My condolences to you and your entire family, this is a very terrible thing and I really feel sorry for you! My english lacks a bit to express what I want to say in nice words, but it comes down to this: take your time and know that we at CDO here are always there to back you up, even if it is from a distance. Grieving takes time, that I know from personal experience and it shouldn’t be rushed. Words might not heal pain but time eases it for as far as I have experienced and I wish that this also will happen to you, my friend!
Death alters the living, and it is hard to refind your balnce after such a shocking occurance, that is totally logical.
Some may think it’s pathetic to want to write all this on a forum where nobody here would ever possibly have known her.

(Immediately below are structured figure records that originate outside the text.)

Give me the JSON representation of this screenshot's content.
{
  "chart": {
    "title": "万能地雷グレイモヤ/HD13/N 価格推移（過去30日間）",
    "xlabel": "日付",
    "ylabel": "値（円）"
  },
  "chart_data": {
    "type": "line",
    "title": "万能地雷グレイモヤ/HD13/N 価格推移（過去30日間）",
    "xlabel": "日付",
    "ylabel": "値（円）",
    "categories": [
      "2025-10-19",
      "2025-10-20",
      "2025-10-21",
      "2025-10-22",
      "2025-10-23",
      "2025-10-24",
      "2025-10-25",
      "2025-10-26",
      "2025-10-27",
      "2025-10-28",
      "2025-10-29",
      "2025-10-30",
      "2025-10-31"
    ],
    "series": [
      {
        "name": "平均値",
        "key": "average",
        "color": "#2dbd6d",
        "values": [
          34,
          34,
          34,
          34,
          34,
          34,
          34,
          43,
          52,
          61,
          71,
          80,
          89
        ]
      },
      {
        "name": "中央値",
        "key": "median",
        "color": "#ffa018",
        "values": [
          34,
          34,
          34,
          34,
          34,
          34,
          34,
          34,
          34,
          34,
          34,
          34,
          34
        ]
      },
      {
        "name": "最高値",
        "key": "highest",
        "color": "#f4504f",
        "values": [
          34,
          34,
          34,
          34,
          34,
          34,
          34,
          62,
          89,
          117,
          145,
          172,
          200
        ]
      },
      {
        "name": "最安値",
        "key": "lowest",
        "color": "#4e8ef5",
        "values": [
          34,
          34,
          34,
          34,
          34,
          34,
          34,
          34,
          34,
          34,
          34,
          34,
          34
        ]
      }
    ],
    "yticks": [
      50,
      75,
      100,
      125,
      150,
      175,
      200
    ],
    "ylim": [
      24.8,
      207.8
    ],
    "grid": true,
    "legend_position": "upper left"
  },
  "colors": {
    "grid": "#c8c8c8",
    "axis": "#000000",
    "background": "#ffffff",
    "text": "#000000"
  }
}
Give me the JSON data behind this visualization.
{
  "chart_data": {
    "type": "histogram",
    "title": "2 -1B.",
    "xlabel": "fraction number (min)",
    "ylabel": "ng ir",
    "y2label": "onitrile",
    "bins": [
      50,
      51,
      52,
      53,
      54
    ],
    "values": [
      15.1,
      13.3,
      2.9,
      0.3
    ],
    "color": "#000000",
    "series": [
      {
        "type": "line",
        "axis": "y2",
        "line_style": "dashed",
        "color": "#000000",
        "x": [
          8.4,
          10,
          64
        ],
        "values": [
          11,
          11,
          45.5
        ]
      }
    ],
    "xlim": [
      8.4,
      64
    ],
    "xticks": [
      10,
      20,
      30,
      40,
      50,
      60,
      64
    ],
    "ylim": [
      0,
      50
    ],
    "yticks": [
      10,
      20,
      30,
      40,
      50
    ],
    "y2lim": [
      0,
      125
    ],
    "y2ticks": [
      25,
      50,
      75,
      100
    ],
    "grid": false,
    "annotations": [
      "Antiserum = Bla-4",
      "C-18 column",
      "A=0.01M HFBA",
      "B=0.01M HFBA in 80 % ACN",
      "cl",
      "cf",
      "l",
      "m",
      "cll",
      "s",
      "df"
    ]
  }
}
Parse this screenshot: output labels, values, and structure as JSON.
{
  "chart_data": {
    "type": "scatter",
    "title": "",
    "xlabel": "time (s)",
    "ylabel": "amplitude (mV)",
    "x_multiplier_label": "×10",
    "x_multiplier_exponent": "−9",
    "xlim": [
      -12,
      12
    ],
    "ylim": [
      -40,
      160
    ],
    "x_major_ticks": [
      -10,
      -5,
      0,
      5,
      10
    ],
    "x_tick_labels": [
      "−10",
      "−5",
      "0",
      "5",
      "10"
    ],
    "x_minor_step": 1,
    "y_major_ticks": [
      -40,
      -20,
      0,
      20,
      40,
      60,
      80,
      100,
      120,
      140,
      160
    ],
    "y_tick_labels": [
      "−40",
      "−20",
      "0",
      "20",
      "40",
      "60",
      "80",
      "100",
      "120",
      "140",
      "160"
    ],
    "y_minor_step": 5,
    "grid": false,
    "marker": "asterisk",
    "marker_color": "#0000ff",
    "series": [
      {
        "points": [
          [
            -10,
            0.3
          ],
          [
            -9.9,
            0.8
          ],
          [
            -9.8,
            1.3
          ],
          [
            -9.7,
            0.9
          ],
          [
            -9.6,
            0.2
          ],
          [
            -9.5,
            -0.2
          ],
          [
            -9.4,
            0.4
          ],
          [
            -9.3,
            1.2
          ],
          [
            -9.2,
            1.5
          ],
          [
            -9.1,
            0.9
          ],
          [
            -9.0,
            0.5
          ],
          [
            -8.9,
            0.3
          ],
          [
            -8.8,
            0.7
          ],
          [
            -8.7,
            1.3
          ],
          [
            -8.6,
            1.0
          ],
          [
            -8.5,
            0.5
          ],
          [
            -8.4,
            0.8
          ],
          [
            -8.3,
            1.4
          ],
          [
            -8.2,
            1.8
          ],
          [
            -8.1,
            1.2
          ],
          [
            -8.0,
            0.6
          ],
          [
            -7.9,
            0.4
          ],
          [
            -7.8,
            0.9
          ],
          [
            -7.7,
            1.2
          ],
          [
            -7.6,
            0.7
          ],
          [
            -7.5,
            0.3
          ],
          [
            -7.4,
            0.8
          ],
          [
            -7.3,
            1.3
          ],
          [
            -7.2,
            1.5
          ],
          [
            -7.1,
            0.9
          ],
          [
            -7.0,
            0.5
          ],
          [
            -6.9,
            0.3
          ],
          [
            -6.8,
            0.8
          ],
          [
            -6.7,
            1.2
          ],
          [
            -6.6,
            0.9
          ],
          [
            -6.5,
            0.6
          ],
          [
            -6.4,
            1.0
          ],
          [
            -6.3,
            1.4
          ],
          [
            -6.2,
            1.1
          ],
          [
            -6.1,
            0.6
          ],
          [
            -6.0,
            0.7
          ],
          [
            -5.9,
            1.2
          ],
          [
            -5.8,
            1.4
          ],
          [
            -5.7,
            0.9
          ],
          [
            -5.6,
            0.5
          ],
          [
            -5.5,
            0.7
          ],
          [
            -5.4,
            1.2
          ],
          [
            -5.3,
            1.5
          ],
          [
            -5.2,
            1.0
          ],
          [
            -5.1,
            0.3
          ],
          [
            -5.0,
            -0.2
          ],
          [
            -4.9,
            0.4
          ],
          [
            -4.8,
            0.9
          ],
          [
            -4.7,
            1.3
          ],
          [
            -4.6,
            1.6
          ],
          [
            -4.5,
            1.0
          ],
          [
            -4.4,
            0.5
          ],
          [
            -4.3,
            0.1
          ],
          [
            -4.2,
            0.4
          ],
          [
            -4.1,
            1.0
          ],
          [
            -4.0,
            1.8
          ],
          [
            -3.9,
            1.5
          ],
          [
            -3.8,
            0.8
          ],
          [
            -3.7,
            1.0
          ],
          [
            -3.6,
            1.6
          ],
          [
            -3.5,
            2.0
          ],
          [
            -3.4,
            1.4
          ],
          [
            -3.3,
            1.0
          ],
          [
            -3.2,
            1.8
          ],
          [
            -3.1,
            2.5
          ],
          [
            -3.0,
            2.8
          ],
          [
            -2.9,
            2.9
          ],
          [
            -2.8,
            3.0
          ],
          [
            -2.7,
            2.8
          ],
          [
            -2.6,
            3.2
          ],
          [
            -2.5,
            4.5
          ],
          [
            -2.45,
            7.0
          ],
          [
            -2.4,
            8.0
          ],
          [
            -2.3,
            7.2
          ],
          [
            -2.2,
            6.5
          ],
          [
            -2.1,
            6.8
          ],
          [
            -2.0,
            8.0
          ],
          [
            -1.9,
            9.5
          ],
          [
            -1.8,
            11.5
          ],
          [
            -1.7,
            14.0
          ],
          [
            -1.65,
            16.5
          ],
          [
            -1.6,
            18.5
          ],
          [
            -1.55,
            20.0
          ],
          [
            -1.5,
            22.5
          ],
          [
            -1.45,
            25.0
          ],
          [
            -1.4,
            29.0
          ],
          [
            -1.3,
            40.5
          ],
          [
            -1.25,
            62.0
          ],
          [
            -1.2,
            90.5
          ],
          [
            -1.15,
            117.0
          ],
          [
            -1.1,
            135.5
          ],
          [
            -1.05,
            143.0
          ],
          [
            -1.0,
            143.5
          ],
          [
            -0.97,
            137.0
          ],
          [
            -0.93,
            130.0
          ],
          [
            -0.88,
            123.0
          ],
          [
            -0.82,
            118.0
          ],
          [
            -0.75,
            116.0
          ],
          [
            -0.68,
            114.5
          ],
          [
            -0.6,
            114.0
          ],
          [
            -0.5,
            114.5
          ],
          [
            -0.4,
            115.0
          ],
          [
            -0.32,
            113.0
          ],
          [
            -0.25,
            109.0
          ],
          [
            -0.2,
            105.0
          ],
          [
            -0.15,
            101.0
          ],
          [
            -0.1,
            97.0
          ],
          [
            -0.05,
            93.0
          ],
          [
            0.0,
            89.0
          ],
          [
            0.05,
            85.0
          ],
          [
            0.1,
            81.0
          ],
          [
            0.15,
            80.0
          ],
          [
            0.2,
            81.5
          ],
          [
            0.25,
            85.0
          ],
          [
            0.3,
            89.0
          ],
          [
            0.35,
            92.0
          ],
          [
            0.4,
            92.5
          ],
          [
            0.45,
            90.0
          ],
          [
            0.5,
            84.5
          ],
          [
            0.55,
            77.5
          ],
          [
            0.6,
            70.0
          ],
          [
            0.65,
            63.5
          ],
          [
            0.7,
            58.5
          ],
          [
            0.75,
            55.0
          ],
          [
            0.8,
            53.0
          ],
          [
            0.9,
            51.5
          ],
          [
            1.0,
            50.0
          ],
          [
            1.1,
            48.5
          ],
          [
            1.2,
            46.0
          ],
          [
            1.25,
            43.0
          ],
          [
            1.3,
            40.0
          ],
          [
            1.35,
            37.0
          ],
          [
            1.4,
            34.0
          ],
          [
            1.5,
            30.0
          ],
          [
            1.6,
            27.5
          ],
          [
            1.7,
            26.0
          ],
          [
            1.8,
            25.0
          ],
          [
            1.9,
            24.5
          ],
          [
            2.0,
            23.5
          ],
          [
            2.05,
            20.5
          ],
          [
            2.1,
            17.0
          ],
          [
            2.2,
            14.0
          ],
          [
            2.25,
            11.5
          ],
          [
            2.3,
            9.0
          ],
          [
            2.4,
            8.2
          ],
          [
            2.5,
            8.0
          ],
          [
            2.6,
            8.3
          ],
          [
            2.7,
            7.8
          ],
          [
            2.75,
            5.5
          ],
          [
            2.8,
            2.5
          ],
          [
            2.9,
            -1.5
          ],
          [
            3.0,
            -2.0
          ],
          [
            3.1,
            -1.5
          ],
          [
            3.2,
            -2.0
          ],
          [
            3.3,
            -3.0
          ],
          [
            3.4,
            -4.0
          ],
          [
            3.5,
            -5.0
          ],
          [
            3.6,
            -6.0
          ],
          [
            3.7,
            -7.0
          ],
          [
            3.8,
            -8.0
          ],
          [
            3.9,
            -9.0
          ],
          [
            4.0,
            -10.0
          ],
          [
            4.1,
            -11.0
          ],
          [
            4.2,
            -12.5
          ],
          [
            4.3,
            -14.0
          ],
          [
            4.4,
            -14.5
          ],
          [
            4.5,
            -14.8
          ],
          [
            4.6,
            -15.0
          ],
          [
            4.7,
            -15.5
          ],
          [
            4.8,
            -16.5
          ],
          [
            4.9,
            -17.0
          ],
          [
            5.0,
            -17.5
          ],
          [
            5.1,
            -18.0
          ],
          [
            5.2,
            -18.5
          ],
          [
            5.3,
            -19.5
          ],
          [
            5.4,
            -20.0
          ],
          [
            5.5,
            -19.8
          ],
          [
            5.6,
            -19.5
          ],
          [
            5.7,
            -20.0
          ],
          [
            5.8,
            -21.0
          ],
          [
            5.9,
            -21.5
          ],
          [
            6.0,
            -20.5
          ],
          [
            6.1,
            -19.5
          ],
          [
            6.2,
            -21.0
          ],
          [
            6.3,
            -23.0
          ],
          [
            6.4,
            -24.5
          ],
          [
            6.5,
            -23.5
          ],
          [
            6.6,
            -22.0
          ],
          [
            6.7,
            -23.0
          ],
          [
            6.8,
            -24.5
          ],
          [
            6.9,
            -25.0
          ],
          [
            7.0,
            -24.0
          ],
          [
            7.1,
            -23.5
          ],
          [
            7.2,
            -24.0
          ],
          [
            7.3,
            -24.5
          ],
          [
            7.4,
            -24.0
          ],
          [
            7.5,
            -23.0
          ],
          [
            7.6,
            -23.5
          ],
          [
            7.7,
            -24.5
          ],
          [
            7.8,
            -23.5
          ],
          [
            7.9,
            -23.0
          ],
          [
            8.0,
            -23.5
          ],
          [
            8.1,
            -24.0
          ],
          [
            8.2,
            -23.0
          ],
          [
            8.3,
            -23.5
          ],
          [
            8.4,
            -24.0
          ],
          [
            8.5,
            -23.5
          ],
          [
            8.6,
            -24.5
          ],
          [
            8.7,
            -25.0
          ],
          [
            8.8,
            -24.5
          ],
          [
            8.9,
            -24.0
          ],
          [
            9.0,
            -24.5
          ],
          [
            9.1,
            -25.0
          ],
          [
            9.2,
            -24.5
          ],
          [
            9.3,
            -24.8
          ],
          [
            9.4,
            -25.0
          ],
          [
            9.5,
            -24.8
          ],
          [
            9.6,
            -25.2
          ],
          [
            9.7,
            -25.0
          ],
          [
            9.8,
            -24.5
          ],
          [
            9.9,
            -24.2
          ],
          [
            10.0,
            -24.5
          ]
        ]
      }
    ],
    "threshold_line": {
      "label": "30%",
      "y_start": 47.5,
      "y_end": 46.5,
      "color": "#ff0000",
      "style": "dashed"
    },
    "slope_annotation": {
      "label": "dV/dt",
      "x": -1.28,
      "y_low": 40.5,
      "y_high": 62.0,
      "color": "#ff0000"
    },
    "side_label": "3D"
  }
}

But I’ve found it comforting what my staffers have said and what others said in willmarks thread.
I think it shows a big strengh of character to write something like this on a forum let alone expose yourself and others to such a deep personal loss. It shows that you have amazing strenght of character and that Im sure is something that is taught more than gained in life.
Your mum has taugth you well and I am certain would be proud to read what you have wrote acheived and done here and other places and Im sure will be just as proud sitting in her lofty position in heaven watching down upon you.
The sting is very raw at the momment but after a time the memories of joy and laughter will return in time I know and can pass on from personal experiance and dont feel you have to remain strong for others that itself is the road to ruin.
My deepest condolences, Grim I am everyone at CDO will be here for you and we are all very very proud of you.
My deepest sympathies to you and your family grim. I know words can’t ease any of your grief at this time but I hope that the thoughts and well wishes from everyone on this site will probably mean alot to you. I lost my own mother in tragic circumstances ( she died of malaria on holiday) so I can understand the pain you’re currently feeling. Everyone deals with these things differently I know you won’t believe it at this current time but the grief and anger and feelings of guilt and hopelessness WILL subside. Cherish your memories and be thankful for the happy times you shared. All my best.
My deepest condolences Grimstone. I can understand exactly how you feel. I lost my mother in almost the exact same way. She had numbness in her legs, (long story removed), diagnosed with advanced lung cancer…3 months later she was gone. Unlike you, I am an only child, so I can relate to the son-mother connection quite well. Mums (Moms) are very special creatures, which can never be replaced. - Keep strong Grimstone, we are thinking of you.